I’ve had my mind on comics and comic book stores a lot lately, and so I’ve been thinking about the BEST job I ever had, ever. But because of one guy, it was also one of the most horrible workplace environments. Ever.
In the mid-’90s, I took a second job at a comic book/collectibles store to make extra money, and to try to forget about how bad my once-awesome-but-now-terribly-corporate video store job had gotten. I used to buy my comics there and had discussed my rampant Clive Barker obsession with the owner several times, as he always seemed to have several signed books, figurines, et cetera (as I found out later, he was good friends with Clive! SCORE). So, when I mentioned that I was looking for something part-time, he thought it would be awesome to have a chick working there who knew her stuff. It was a quick hire. I don’t even remember an interview, really. I had become so chummy with most of the staff that they already knew me and liked me.
All of them I guess, except one.
For the purposes of this story, I will just call him “Dick.” It seems appropriate.
Dick had relocated to the fair city of Lynnwood from some small town in the Midwest and, as I came to find out, hated women. Not just a little. A lot. Or maybe it was just me he hated? I guess I never quite figured it out. In any case, Dick was polite and accommodating when other employees or the manager/owner was around, but as soon as we were the only two in the store, he would have me do the most insane things, backed up with the excuse that the owner wanted it done.
He would have me move whole sections of comics to the other side of the store, and when I finally got them all perfect, he would have me move them all back to their original place. He would tell me to clean the glass counters over and over and over, sometimes up to 20 times a shift (a whopping 5 hours, usually). I was instructed to vacuum all the time. He would tell me to take a toothbrush and scrub in between the tiles on the floor by the counter, or use a wire scrub brush to try to get stains off the back door.
WHY would I put up with this, you ask? A few reasons, I guess.
1) I needed the money. Working 30 hours a week at minimum video store wages wasn’t covering my college books, rent, food, and bills.
2) I’d been treated worse by a boyfriend, or actually a few, so I didn’t think there was anything wrong with it. In fact, I was sure I deserved it in some way. I spent most of my 20s feeling like I deserved to be miserable.

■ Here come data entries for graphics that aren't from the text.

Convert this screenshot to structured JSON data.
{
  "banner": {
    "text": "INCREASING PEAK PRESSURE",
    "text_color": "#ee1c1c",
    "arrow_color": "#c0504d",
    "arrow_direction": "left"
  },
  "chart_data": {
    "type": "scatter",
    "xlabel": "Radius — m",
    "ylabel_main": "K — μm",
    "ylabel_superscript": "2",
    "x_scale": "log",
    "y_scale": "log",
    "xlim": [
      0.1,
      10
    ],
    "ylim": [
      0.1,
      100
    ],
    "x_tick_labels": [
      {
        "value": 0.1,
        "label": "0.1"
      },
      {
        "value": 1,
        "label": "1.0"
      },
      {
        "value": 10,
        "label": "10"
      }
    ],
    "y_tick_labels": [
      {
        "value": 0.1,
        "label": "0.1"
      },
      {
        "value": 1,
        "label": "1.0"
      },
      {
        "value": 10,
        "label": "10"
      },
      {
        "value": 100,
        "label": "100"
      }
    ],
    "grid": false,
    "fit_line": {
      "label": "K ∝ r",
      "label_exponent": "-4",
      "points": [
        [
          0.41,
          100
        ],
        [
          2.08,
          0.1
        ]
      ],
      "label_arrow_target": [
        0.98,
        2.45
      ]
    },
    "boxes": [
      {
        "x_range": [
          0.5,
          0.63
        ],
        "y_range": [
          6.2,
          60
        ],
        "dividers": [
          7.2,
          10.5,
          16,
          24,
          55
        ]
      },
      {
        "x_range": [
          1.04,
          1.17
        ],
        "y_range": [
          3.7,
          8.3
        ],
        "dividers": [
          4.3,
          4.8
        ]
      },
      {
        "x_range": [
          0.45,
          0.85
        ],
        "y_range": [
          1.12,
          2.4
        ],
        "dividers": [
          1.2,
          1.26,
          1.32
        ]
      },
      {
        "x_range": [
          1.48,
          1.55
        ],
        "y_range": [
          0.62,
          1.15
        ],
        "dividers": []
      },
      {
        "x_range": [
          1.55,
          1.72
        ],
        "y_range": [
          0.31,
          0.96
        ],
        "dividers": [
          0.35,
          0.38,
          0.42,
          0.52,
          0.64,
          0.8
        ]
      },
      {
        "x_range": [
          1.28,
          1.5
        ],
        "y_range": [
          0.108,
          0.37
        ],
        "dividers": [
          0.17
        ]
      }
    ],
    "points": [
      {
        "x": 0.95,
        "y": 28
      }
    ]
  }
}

3) At the time, I was naive enough to believe that these are the way things were, and that the boss wanted them that way—until I worked with my absolutely favorite guy (Hi, Brian!), who said, “Wait. He told you to do WHAT? That’s not cool, Amie,” when I described my workload.
Also, while I was doing all this Cinderella-caliber work? Dick would be on the phone. CONSTANTLY. Talking to friends, family, you name it. He was always on the damn phone. He barely ever put it down, and when he did, it was only to ring up big sales.
So the next time I worked with him, I politely explained that I didn’t think things needed to be cleaned over and over—and also probably not with a toothbrush, ever. He glared at me and then ignored me for the rest of the shift. UNTIL someone came in to buy something. Since he was on the phone as usual, I helped the guy. A nice older gentlemen who was interested in the whole Magic card phenomenon (at the time, it was kind of a big deal). I talked him into buying an entire box of starter decks and another of the packs to try it out.
Toward the end of the purchase, Dick got off the phone, and decided to talk to the guy as well. (He was nice to the customers, just not to me.) And then the customer turned to me and said “You know, you are stunningly beautiful! I just wanted to tell you that. Have a good night, and thank you!” And he left.
Dick’s response to this was to turn angrily to me and scream in my face:
“God, I fucking HATE you! You. SUCK.”
And then he stormed into the back room. And man, I felt it. I absolutely FELT the fact that he hated me. For seemingly no other reason than that I was a woman, and that someone had told me I was beautiful. I wondered what was next. More insults (I had heard him call me a bitch under his breath more than a few times)? More rage? Would this guy actually try to hit me?
I was terrified to work with him again and almost quit. Fortunately for me, the very next day, it was discovered that all of Dick’s phone calls were long-distance calls to his Midwestern hometown—all on the company’s dime. So, Dick was out. And I was able to stay. And I never had to see him again.
Which meant Brian and I had the most fun ever working together once Dick was gone. And coming up with scenarios about the miserable, unhappy life he was leading.
Hopefully it didn’t involve serial murders, but I wouldn’t be surprised.